Image source, Getty Images

Image description, Bump stocks were used in the Las Vegas shooting in 2017 – when dozens of people were killed at a music festival

  • Author, Brandon Drenon and Lisa Lambert
  • Role, BBC News, Washington

The U.S. Supreme Court has struck down a ban on bump stocks, the rapid-fire weapon accessory used in the deadliest mass murder in the United States.

The court ruled by a 6-3 majority that the government did not have the right to ban the accessories.

The Trump administration banned bump stocks after they were used in a shooting that killed 60 people at a Las Vegas concert in 2017.

But the Texas gun shop owner challenged the ban, saying the government had gone too far by defining the accessories as machine guns. Under federal law, these weapons are mostly illegal – with a few exceptions. He fought all the way to the highest court in the United States.

Under U.S. law, the transfer or possession of machine guns is prohibited after May 19, 1986, the date the ban went into effect. However, the transfer or possession of machine guns legally acquired before that date is legal.

The court ruled that a semi-automatic rifle with an attachment is not considered a machine gun under federal law.

The Supreme Court opinion, written by conservative Justice Clarence Thomas, said the Bureau of Alcohol, Tobacco, Firearms and Explosives had “exceeded” its authority.

Quoting part of the statutory definition of machine guns, the court said guns with a bump stock “could not fire more than one shot 'by a single pull of the trigger,' and even if they could, they would not do so 'automatically.'”

In the split decision, the three liberal justices of the conservative-dominated, nine-member court dissented: Justices Ketanji Brown Jackson, Elena Kagan and Sonia Sotomayor.

Justice Sotomayor said, “Today the Court puts bump stocks back in the hands of civilians.”

A decision that, she says, “will have fatal consequences.”

When asked whether weapons with these accessories should be considered machine guns, she replied: “If I see a bird that walks like a duck, swims like a duck and quacks like a duck, then I call that bird a duck.”

The Firearms Act 1986 defines machine guns as any “weapon which automatically fires more than one shot by a single pull of the trigger, is designed to fire, or can be readily made to fire again without the need for manual reloading.”

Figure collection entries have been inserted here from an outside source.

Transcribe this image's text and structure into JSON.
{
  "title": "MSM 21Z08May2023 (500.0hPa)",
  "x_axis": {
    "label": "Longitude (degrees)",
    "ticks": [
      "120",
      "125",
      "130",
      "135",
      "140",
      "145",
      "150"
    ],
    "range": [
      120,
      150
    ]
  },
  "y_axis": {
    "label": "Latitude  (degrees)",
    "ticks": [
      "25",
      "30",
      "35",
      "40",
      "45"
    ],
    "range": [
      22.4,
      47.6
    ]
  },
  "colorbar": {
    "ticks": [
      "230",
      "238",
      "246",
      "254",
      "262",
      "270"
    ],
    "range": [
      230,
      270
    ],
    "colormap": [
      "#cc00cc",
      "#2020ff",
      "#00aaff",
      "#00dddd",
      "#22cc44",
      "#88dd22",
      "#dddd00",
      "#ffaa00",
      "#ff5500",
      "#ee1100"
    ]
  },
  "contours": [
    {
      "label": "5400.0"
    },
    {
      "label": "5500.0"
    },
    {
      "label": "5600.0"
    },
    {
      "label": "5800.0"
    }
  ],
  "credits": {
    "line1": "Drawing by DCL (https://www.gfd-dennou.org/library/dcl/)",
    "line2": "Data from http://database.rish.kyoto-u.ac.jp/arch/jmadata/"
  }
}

At a hearing on the case in March, some judges on the conservative-led court expressed skepticism about the ban, pointing to the minor technical differences between the firing function of a bump-stock rifle and a machine gun.

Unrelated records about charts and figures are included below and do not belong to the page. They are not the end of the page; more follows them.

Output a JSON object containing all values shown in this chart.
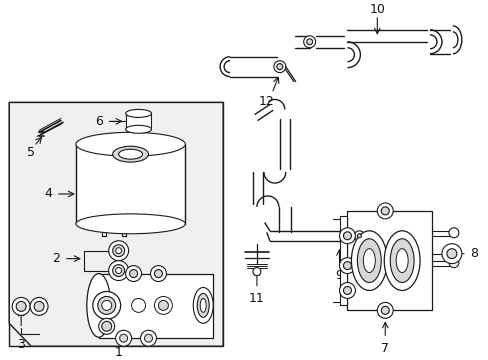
{
  "bg_color": "#ffffff",
  "line_color": "#1a1a1a",
  "fill_light": "#f0f0f0",
  "fill_med": "#d8d8d8",
  "font_size": 9,
  "label_color": "#111111"
}
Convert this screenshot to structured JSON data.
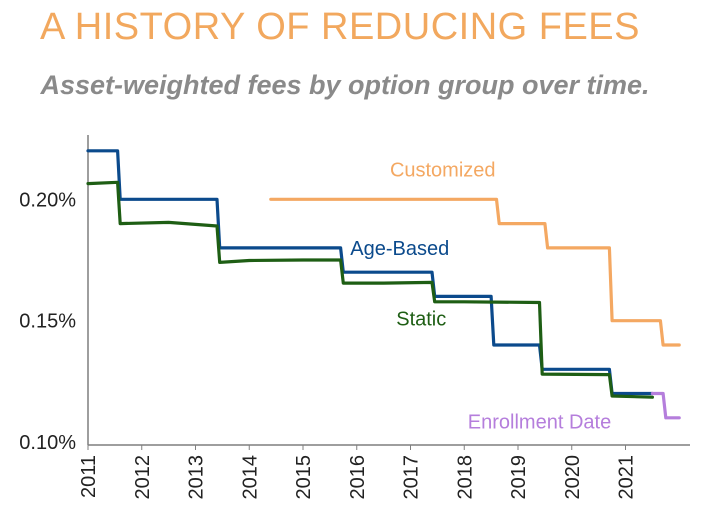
{
  "title": "A HISTORY OF REDUCING FEES",
  "subtitle": "Asset-weighted fees by option group over time.",
  "colors": {
    "title": "#F2A85E",
    "subtitle": "#8A8A8A",
    "customized": "#F4A862",
    "age_based": "#0B4A8C",
    "static": "#1E5E14",
    "enrollment_date": "#B57EDC",
    "axis": "#7F7F7F"
  },
  "chart_data": {
    "type": "line",
    "title": "A HISTORY OF REDUCING FEES",
    "subtitle": "Asset-weighted fees by option group over time.",
    "xlabel": "",
    "ylabel": "",
    "xlim": [
      2011,
      2022.2
    ],
    "ylim": [
      0.0988,
      0.2265
    ],
    "x_ticks": [
      "2011",
      "2012",
      "2013",
      "2014",
      "2015",
      "2016",
      "2017",
      "2018",
      "2019",
      "2020",
      "2021"
    ],
    "y_ticks": [
      {
        "value": 0.2,
        "label": "0.20%"
      },
      {
        "value": 0.15,
        "label": "0.15%"
      },
      {
        "value": 0.1,
        "label": "0.10%"
      }
    ],
    "grid": false,
    "legend": "inline labels",
    "series": [
      {
        "name": "Customized",
        "label_pos": [
          2017.6,
          0.2095
        ],
        "points": [
          [
            2014.4,
            0.2
          ],
          [
            2018.6,
            0.2
          ],
          [
            2018.65,
            0.19
          ],
          [
            2019.5,
            0.19
          ],
          [
            2019.55,
            0.18
          ],
          [
            2020.7,
            0.18
          ],
          [
            2020.75,
            0.15
          ],
          [
            2021.65,
            0.15
          ],
          [
            2021.7,
            0.14
          ],
          [
            2022.0,
            0.14
          ]
        ]
      },
      {
        "name": "Age-Based",
        "label_pos": [
          2016.8,
          0.177
        ],
        "points": [
          [
            2011.0,
            0.22
          ],
          [
            2011.55,
            0.22
          ],
          [
            2011.6,
            0.2
          ],
          [
            2013.4,
            0.2
          ],
          [
            2013.45,
            0.18
          ],
          [
            2015.7,
            0.18
          ],
          [
            2015.75,
            0.17
          ],
          [
            2017.4,
            0.17
          ],
          [
            2017.45,
            0.16
          ],
          [
            2018.5,
            0.16
          ],
          [
            2018.55,
            0.14
          ],
          [
            2019.4,
            0.14
          ],
          [
            2019.45,
            0.13
          ],
          [
            2020.7,
            0.13
          ],
          [
            2020.75,
            0.12
          ],
          [
            2021.5,
            0.12
          ]
        ]
      },
      {
        "name": "Static",
        "label_pos": [
          2017.2,
          0.148
        ],
        "points": [
          [
            2011.0,
            0.2065
          ],
          [
            2011.55,
            0.207
          ],
          [
            2011.6,
            0.19
          ],
          [
            2012.5,
            0.1905
          ],
          [
            2013.4,
            0.189
          ],
          [
            2013.45,
            0.174
          ],
          [
            2014.0,
            0.1748
          ],
          [
            2015.0,
            0.175
          ],
          [
            2015.7,
            0.175
          ],
          [
            2015.75,
            0.1655
          ],
          [
            2016.5,
            0.1655
          ],
          [
            2017.4,
            0.1658
          ],
          [
            2017.45,
            0.1578
          ],
          [
            2018.0,
            0.1578
          ],
          [
            2019.4,
            0.1575
          ],
          [
            2019.45,
            0.128
          ],
          [
            2020.7,
            0.1278
          ],
          [
            2020.75,
            0.119
          ],
          [
            2021.5,
            0.1185
          ]
        ]
      },
      {
        "name": "Enrollment Date",
        "label_pos": [
          2019.4,
          0.1055
        ],
        "points": [
          [
            2021.5,
            0.12
          ],
          [
            2021.7,
            0.12
          ],
          [
            2021.75,
            0.11
          ],
          [
            2022.0,
            0.11
          ]
        ]
      }
    ]
  }
}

At the time, Justice Neil Gorsuch said he could understand “why these items should be declared illegal,” but stressed that this was expressly the job of Congress.

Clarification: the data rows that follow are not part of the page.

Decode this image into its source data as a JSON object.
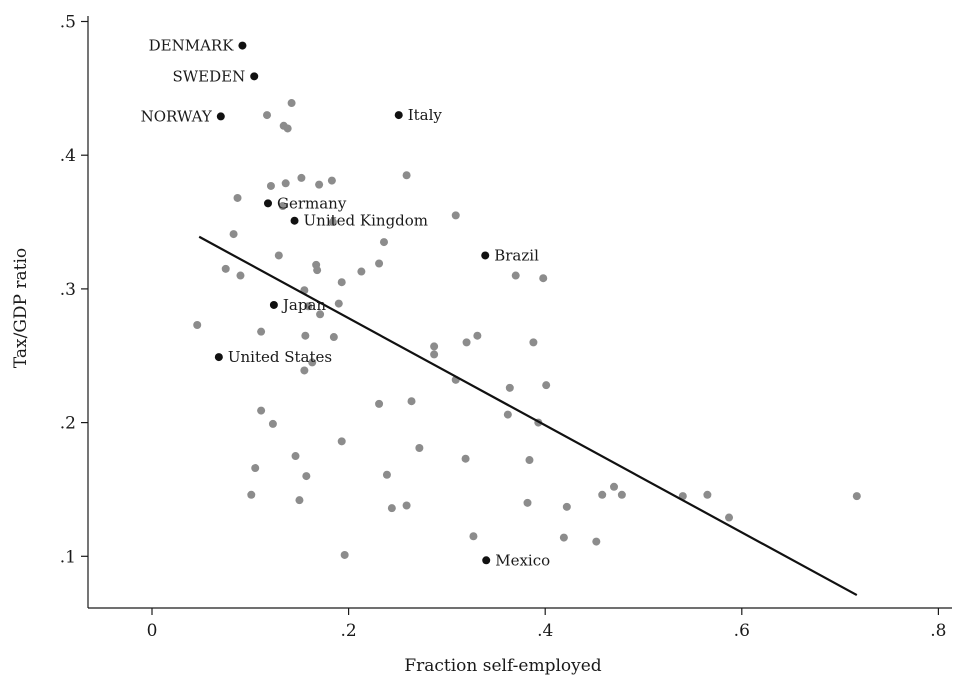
{
  "chart_data": {
    "type": "scatter",
    "title": "",
    "xlabel": "Fraction self-employed",
    "ylabel": "Tax/GDP ratio",
    "xlim": [
      -0.065,
      0.82
    ],
    "ylim": [
      0.065,
      0.51
    ],
    "xticks": [
      0,
      0.2,
      0.4,
      0.6,
      0.8
    ],
    "xtick_labels": [
      "0",
      ".2",
      ".4",
      ".6",
      ".8"
    ],
    "yticks": [
      0.1,
      0.2,
      0.3,
      0.4,
      0.5
    ],
    "ytick_labels": [
      ".1",
      ".2",
      ".3",
      ".4",
      ".5"
    ],
    "grid": false,
    "colors": {
      "unlabeled_points": "#8c8c8c",
      "labeled_points": "#111111",
      "fit_line": "#111111",
      "axes": "#1a1a1a"
    },
    "labeled_points": [
      {
        "label": "DENMARK",
        "x": 0.092,
        "y": 0.482,
        "label_side": "left"
      },
      {
        "label": "SWEDEN",
        "x": 0.104,
        "y": 0.459,
        "label_side": "left"
      },
      {
        "label": "NORWAY",
        "x": 0.07,
        "y": 0.429,
        "label_side": "left"
      },
      {
        "label": "Italy",
        "x": 0.251,
        "y": 0.43,
        "label_side": "right"
      },
      {
        "label": "Germany",
        "x": 0.118,
        "y": 0.364,
        "label_side": "right"
      },
      {
        "label": "United Kingdom",
        "x": 0.145,
        "y": 0.351,
        "label_side": "right"
      },
      {
        "label": "Brazil",
        "x": 0.339,
        "y": 0.325,
        "label_side": "right"
      },
      {
        "label": "Japan",
        "x": 0.124,
        "y": 0.288,
        "label_side": "right"
      },
      {
        "label": "United States",
        "x": 0.068,
        "y": 0.249,
        "label_side": "right"
      },
      {
        "label": "Mexico",
        "x": 0.34,
        "y": 0.097,
        "label_side": "right"
      }
    ],
    "other_points": [
      {
        "x": 0.046,
        "y": 0.273
      },
      {
        "x": 0.075,
        "y": 0.315
      },
      {
        "x": 0.083,
        "y": 0.341
      },
      {
        "x": 0.087,
        "y": 0.368
      },
      {
        "x": 0.09,
        "y": 0.31
      },
      {
        "x": 0.117,
        "y": 0.43
      },
      {
        "x": 0.121,
        "y": 0.377
      },
      {
        "x": 0.134,
        "y": 0.422
      },
      {
        "x": 0.138,
        "y": 0.42
      },
      {
        "x": 0.142,
        "y": 0.439
      },
      {
        "x": 0.136,
        "y": 0.379
      },
      {
        "x": 0.152,
        "y": 0.383
      },
      {
        "x": 0.129,
        "y": 0.325
      },
      {
        "x": 0.133,
        "y": 0.362
      },
      {
        "x": 0.17,
        "y": 0.378
      },
      {
        "x": 0.183,
        "y": 0.381
      },
      {
        "x": 0.184,
        "y": 0.35
      },
      {
        "x": 0.167,
        "y": 0.318
      },
      {
        "x": 0.168,
        "y": 0.314
      },
      {
        "x": 0.155,
        "y": 0.299
      },
      {
        "x": 0.159,
        "y": 0.287
      },
      {
        "x": 0.171,
        "y": 0.281
      },
      {
        "x": 0.156,
        "y": 0.265
      },
      {
        "x": 0.185,
        "y": 0.264
      },
      {
        "x": 0.19,
        "y": 0.289
      },
      {
        "x": 0.193,
        "y": 0.305
      },
      {
        "x": 0.231,
        "y": 0.319
      },
      {
        "x": 0.213,
        "y": 0.313
      },
      {
        "x": 0.236,
        "y": 0.335
      },
      {
        "x": 0.259,
        "y": 0.385
      },
      {
        "x": 0.309,
        "y": 0.355
      },
      {
        "x": 0.37,
        "y": 0.31
      },
      {
        "x": 0.398,
        "y": 0.308
      },
      {
        "x": 0.163,
        "y": 0.245
      },
      {
        "x": 0.155,
        "y": 0.239
      },
      {
        "x": 0.111,
        "y": 0.268
      },
      {
        "x": 0.287,
        "y": 0.257
      },
      {
        "x": 0.287,
        "y": 0.251
      },
      {
        "x": 0.32,
        "y": 0.26
      },
      {
        "x": 0.331,
        "y": 0.265
      },
      {
        "x": 0.388,
        "y": 0.26
      },
      {
        "x": 0.309,
        "y": 0.232
      },
      {
        "x": 0.364,
        "y": 0.226
      },
      {
        "x": 0.401,
        "y": 0.228
      },
      {
        "x": 0.111,
        "y": 0.209
      },
      {
        "x": 0.123,
        "y": 0.199
      },
      {
        "x": 0.231,
        "y": 0.214
      },
      {
        "x": 0.264,
        "y": 0.216
      },
      {
        "x": 0.362,
        "y": 0.206
      },
      {
        "x": 0.393,
        "y": 0.2
      },
      {
        "x": 0.193,
        "y": 0.186
      },
      {
        "x": 0.272,
        "y": 0.181
      },
      {
        "x": 0.146,
        "y": 0.175
      },
      {
        "x": 0.319,
        "y": 0.173
      },
      {
        "x": 0.384,
        "y": 0.172
      },
      {
        "x": 0.105,
        "y": 0.166
      },
      {
        "x": 0.157,
        "y": 0.16
      },
      {
        "x": 0.239,
        "y": 0.161
      },
      {
        "x": 0.101,
        "y": 0.146
      },
      {
        "x": 0.15,
        "y": 0.142
      },
      {
        "x": 0.244,
        "y": 0.136
      },
      {
        "x": 0.259,
        "y": 0.138
      },
      {
        "x": 0.382,
        "y": 0.14
      },
      {
        "x": 0.422,
        "y": 0.137
      },
      {
        "x": 0.458,
        "y": 0.146
      },
      {
        "x": 0.47,
        "y": 0.152
      },
      {
        "x": 0.478,
        "y": 0.146
      },
      {
        "x": 0.54,
        "y": 0.145
      },
      {
        "x": 0.565,
        "y": 0.146
      },
      {
        "x": 0.587,
        "y": 0.129
      },
      {
        "x": 0.717,
        "y": 0.145
      },
      {
        "x": 0.196,
        "y": 0.101
      },
      {
        "x": 0.327,
        "y": 0.115
      },
      {
        "x": 0.419,
        "y": 0.114
      },
      {
        "x": 0.452,
        "y": 0.111
      }
    ],
    "fit_line": {
      "x": [
        0.048,
        0.717
      ],
      "y": [
        0.339,
        0.071
      ]
    }
  }
}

Judge Ketanji Brown Jackson countered that bump stocks were exactly “the kind of weapons that Congress wanted to ban because of the harm they cause.”

The bump stock uses the recoil of a rifle to fire multiple shots quickly. It replaces the stock of the gun, which is held to the shoulder, and allows the gun to slide back and forth between the shoulder and the user's trigger finger. This motion – or bump – allows the gun to be fired without the user having to move their finger.

The attacker in the Las Vegas shooting had attached a bump stock to 12 of his semi-automatic rifles, allowing him to fire hundreds of rounds per minute, the same rate as many machine guns. He killed 60 people and wounded hundreds more gathered at a music festival.

A spokeswoman for Donald Trump's campaign, whose administration issued the original ban, told the BBC: “The court has spoken and its decision should be respected.”

A spokesman for President Joe Biden, who is scheduled to debate Trump on June 27 as the two candidates battle for re-election, criticized the decision. “Weapons of war have no place on the streets of America,” he said.